Le Bulletin mensuel des statistiques de la BCEAO (édition de juin 2026) permet désormais de préciser avec exactitude la position du Bénin dans le classement 2025 du climat des affaires de l’UEMOA. Selon ce document, le Bénin affiche un score annuel moyen de 100,6 points en 2025, le plaçant au 5ᵉ rang de l’Union, derrière la Côte d’Ivoire (102,0), le Sénégal (101,8), le Togo (101,2) et le Niger (100,9), mais devant le Burkina (99,8), la Guinée-Bissau (99,2) et le Mali (98,7). La moyenne de l’ensemble de l’Union s’est établie à 101,1 points en 2025, un niveau identique à celui de 2024.

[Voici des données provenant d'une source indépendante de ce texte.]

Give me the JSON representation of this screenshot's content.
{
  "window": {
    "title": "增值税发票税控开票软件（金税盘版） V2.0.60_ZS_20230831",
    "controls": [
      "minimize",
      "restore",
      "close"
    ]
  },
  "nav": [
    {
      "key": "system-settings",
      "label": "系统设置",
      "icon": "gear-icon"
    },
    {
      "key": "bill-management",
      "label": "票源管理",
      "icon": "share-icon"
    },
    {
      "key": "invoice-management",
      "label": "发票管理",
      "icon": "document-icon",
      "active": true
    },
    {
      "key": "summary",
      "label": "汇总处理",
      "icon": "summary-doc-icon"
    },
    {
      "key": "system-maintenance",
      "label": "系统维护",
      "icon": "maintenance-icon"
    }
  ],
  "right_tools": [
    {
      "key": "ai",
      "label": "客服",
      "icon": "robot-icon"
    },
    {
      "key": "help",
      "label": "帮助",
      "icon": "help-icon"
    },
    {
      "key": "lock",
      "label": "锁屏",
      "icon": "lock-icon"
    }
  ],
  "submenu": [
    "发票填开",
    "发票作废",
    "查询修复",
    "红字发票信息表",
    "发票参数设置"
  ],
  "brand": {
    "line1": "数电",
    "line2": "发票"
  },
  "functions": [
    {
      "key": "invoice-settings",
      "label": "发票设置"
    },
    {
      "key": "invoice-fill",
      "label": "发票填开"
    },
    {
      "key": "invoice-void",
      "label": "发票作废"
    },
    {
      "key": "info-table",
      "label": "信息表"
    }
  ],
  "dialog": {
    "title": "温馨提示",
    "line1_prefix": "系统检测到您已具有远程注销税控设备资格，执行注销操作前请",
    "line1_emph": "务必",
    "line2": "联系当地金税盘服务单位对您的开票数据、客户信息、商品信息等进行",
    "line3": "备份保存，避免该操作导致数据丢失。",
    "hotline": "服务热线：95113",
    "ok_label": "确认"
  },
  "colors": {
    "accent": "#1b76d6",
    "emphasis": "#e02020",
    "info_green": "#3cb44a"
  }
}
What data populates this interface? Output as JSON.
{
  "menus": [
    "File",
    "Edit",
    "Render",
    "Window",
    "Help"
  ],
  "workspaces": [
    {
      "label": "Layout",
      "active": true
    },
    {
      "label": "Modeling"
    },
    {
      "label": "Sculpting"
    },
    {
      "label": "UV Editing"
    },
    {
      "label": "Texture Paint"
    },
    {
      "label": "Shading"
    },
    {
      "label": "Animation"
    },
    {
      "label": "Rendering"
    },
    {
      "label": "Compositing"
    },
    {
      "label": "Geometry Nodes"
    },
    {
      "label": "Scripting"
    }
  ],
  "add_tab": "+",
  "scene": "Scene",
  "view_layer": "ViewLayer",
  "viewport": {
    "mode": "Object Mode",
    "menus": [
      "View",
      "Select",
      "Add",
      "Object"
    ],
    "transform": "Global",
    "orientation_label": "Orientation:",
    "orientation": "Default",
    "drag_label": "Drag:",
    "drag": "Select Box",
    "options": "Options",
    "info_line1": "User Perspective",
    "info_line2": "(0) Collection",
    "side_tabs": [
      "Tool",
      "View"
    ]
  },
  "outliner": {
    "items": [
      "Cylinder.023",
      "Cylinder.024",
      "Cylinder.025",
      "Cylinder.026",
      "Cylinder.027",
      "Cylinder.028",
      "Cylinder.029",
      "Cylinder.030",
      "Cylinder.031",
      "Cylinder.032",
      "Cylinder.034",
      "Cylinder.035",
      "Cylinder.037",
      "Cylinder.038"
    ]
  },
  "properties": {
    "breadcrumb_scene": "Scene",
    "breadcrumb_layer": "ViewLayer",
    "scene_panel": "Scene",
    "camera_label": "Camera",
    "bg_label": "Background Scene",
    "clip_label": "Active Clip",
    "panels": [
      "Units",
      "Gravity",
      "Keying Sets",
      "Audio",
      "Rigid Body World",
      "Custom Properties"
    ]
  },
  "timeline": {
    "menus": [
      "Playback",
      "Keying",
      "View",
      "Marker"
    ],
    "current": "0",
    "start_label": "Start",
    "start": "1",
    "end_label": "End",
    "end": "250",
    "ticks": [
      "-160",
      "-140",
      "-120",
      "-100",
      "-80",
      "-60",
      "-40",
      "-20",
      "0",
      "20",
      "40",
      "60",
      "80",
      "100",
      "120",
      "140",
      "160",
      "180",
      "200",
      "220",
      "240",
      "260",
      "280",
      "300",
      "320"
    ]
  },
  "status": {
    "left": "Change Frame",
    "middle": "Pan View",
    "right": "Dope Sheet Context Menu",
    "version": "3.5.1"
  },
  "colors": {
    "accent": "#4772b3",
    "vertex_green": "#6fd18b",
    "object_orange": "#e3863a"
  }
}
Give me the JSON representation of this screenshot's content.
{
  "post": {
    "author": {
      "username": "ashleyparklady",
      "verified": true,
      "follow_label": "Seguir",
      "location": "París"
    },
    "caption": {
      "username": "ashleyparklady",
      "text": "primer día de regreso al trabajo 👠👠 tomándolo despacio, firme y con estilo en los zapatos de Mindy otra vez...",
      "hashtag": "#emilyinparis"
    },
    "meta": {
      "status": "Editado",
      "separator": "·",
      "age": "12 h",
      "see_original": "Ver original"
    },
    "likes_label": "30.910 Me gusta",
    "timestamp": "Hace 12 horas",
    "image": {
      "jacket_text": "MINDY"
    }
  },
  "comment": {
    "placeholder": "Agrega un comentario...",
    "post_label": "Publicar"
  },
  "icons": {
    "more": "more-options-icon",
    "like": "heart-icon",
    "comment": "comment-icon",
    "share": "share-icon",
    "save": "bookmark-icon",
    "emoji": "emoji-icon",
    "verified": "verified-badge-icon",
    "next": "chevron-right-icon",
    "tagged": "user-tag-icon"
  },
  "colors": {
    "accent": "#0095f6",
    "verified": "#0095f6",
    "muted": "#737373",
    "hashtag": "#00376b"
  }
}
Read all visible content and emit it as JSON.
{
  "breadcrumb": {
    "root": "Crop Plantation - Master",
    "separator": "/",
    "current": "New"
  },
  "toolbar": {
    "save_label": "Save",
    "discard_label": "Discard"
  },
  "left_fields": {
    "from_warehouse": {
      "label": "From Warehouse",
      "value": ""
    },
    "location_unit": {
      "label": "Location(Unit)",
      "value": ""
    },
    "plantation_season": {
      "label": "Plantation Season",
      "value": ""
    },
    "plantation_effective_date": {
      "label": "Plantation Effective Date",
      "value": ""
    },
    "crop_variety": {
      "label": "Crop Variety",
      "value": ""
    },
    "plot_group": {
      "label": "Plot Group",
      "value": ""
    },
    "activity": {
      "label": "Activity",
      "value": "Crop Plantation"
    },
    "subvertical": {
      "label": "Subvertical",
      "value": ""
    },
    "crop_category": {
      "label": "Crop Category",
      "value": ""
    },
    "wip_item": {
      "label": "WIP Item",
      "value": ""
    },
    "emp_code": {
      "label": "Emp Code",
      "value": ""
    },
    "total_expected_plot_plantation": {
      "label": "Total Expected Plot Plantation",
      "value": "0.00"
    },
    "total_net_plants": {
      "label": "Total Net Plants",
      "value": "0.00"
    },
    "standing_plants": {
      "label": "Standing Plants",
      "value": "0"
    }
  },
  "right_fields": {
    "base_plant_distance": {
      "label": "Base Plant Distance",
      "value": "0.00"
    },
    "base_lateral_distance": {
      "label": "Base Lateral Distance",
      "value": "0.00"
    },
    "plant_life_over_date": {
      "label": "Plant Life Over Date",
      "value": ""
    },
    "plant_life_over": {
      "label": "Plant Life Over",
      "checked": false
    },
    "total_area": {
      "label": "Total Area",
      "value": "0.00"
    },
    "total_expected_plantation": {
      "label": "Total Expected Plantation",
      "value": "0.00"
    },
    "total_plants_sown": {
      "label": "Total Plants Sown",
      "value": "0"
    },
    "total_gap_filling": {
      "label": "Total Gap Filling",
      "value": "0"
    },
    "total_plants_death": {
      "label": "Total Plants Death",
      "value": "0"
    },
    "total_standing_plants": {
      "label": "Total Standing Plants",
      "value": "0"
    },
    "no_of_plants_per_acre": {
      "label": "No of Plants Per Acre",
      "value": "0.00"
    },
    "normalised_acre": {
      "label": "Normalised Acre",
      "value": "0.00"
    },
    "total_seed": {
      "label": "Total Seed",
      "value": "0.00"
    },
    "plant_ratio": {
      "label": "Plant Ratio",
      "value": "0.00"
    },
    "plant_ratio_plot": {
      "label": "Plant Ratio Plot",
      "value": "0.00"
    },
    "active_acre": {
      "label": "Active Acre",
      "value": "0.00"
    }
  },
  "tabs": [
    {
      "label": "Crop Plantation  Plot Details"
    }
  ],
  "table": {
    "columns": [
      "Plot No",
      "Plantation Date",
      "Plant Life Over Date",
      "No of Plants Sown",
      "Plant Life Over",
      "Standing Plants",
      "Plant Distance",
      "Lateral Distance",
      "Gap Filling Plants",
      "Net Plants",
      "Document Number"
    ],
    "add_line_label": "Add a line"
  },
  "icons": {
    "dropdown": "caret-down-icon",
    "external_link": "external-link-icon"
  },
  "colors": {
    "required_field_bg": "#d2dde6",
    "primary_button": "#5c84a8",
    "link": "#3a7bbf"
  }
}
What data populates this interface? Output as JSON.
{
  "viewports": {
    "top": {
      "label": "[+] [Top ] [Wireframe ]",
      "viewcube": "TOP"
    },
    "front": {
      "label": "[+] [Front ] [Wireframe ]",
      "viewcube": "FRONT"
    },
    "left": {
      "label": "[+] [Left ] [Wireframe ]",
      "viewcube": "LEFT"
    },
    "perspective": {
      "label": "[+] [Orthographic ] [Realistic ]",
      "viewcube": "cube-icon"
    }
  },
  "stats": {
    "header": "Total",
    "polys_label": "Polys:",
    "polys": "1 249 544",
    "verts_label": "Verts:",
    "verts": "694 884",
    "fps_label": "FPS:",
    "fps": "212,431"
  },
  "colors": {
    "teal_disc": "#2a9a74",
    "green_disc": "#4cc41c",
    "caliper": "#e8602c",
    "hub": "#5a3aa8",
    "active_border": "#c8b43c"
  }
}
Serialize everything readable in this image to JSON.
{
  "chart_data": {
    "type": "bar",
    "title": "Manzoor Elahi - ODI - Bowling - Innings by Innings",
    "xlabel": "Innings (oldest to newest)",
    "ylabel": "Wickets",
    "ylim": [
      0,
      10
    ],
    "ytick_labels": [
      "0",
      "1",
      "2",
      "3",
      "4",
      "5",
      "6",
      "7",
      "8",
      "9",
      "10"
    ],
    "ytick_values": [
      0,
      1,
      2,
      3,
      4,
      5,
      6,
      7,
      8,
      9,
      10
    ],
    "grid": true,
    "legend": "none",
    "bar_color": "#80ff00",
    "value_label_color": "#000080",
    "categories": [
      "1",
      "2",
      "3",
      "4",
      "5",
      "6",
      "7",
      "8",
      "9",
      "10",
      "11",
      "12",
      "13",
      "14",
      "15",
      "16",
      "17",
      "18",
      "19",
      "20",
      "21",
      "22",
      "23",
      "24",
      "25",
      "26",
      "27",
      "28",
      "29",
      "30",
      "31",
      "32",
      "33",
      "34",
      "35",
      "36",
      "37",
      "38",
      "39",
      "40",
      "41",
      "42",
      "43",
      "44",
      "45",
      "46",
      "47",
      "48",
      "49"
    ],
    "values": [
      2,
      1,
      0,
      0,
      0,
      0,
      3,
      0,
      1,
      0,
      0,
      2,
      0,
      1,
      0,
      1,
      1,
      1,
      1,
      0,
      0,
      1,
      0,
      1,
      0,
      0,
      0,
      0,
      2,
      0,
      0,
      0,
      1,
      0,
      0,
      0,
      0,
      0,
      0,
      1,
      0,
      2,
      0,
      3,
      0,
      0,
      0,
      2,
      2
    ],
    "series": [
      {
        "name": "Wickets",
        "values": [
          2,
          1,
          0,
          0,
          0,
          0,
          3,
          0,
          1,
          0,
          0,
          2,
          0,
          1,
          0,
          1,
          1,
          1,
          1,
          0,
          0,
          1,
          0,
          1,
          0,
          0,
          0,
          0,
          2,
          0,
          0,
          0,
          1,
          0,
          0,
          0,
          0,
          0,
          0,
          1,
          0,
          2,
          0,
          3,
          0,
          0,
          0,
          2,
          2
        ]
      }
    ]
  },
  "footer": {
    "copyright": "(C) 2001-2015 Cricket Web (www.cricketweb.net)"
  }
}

Le bulletin met en évidence un recul progressif et continu de l’indicateur béninois : 101,3 points en 2023, puis 101,1 en 2024, puis 100,6 en 2025. Cette érosion se prolonge sur les données mensuelles les plus récentes. L’indicateur, qui s’élevait encore à 100,2 points en juin 2025, est retombé à 100,0 en avril 2026, puis à 99,9 en mai 2026, un niveau qui, pour la première fois sur la période observée, passe sous la valeur de référence de 100 points (la moyenne de long terme définissant la frontière entre confiance et défiance des chefs d’entreprise). Une légère remontée à 100,1 point est toutefois enregistrée en juin 2026, dans une estimation encore provisoire. Cette trajectoire confirme et affine les données déjà signalées par le bulletin mensuel de décembre 2025, qui faisait état de la plus forte baisse annuelle de tout l’espace UEMOA pour le Bénin (-1,9 point).
Une inflation devenue négative
Le même bulletin fait apparaître un autre signal notable : l’inflation au Bénin, mesurée en glissement annuel, est passée en territoire négatif ces derniers mois, de -0,4 % en mars 2026 à -0,6 % en avril et mai, avant de remonter légèrement à -0,4 % en juin 2026. Ce recul des prix, après une inflation de 1,1 % en moyenne annuelle en 2025, s’inscrit dans un mouvement plus large de désinflation régionale, l’UEMOA affichant elle-même une inflation quasi nulle sur la période récente.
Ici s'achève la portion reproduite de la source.